Kuhabiskan kopiku karena waktu skor sudah hampir berakhir, kereta kuda mulai masuk ke dalam area volksraad. Aku meminta kepada pria kuli panggul itu untuk menyebutkan nama, pekerjaan dan pendapatnya agar bisa dibawa dalam percakapan penting tak penting nanti. Namun dia menolak, karena dia berpikir selama Belanda tidak semena-mena ia tidak akan melawan. Dia mengatakan bahwa dirinya hanyalah pesuruh yang berharap hidup seperti biasa dan mengerti akan kebiasaan hidupnya.
      Untuk seorang pesuruh, dia bijak dan cerdas. Aku bahkan sampai lupa menanyakan : Kepada siapa dan apa yang membuat ia begitu bijak dan cerdas. Akh... sial !
     Â
      "ah dari mana saja kamu ? tak kelihatannya selama istirahat tadi." Ucap seorang anggota volksraad yang sempat memelototiku.
      "aku baru dari sebuah warung, dan tenang saja karena aku tidak kabur"
      Rapat dibuka kembali, chairman membacakan kemajuan dari rapat yang telah dijalankan sebelumnya. Tetap saja, pembredelan terhadap surat kabar yang seluruhnya pribumi itu adalah pemberangusan terhadap budaya kami. Lebih tepatnya memberangus lidah kami agar harapannya lidah kami bisa belajar sendiri untuk lebih panjang dan pucat seperti orang Eropa.

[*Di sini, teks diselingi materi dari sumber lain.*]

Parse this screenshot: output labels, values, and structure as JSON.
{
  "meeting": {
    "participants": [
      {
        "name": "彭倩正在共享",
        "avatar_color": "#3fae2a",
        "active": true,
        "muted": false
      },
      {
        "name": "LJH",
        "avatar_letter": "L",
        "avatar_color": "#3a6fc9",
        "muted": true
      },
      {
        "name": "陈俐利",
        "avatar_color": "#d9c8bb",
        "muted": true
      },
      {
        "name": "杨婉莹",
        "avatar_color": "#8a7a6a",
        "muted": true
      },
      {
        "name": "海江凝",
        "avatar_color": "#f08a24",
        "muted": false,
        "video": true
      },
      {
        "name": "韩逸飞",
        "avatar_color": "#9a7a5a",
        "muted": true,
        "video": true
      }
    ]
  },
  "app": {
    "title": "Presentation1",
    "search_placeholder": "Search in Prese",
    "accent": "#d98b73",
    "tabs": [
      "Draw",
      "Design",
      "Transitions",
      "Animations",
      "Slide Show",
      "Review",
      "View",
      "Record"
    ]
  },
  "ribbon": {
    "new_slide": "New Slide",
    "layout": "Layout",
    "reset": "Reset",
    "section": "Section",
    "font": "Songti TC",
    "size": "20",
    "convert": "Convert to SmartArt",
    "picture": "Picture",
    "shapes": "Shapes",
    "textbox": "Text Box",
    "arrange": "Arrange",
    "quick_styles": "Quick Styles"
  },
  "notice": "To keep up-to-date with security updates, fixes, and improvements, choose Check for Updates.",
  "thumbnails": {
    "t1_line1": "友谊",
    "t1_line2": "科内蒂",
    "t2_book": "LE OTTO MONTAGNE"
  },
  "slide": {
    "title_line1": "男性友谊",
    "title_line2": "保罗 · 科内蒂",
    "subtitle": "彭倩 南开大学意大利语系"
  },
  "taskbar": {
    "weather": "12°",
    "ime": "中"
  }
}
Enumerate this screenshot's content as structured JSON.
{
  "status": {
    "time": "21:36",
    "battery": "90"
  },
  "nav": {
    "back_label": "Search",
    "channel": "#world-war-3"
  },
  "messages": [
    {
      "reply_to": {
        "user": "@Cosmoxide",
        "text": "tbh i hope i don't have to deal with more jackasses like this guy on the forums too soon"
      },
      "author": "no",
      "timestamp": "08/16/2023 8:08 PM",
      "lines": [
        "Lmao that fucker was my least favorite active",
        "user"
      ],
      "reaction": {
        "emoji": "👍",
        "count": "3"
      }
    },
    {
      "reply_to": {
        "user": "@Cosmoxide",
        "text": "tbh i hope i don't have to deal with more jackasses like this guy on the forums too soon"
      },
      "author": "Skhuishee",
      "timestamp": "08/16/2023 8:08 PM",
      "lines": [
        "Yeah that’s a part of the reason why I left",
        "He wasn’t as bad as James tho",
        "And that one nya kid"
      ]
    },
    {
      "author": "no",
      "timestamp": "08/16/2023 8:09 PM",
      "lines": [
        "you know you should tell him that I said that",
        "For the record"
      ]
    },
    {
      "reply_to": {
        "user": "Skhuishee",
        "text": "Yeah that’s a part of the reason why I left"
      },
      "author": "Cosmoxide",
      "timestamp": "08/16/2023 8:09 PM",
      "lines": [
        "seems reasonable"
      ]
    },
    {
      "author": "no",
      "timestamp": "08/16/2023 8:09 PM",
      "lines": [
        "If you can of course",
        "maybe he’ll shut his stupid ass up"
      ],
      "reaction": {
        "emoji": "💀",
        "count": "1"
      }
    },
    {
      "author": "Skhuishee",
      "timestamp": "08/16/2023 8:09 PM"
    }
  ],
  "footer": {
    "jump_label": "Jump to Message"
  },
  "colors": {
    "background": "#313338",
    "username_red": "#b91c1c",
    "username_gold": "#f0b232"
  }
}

      Rapat mulai memasuki cek-cok antara orang eropa, non-eropa tak pribumi dan pribumi itu sendiri. Secara kebetulan van Limburg baru datang entah dari mana. Disitulah aku mulai bicara.
      "Tuan-tuan sekalian !" Lantangnya daku sembari melihat sedikit sang Gubernur Jendral meletakan dirinya pada singgasana.
      "Pembredelan itu penting bagi Hindia Belanda !, jadi saya sokong."
      "Apa hal anda berbicara seperti itu !?" Seorang dibelakangku mulai membentak ditengah keheningan serta diikuti dengan yang lainnya.
      "TENAAANG !" Teriak panjang van Limburg. "Saya datang kesini untuk mendengar nasehat kalian, bukan percakapan tak berujung. Berikan saja nasehat kalian !"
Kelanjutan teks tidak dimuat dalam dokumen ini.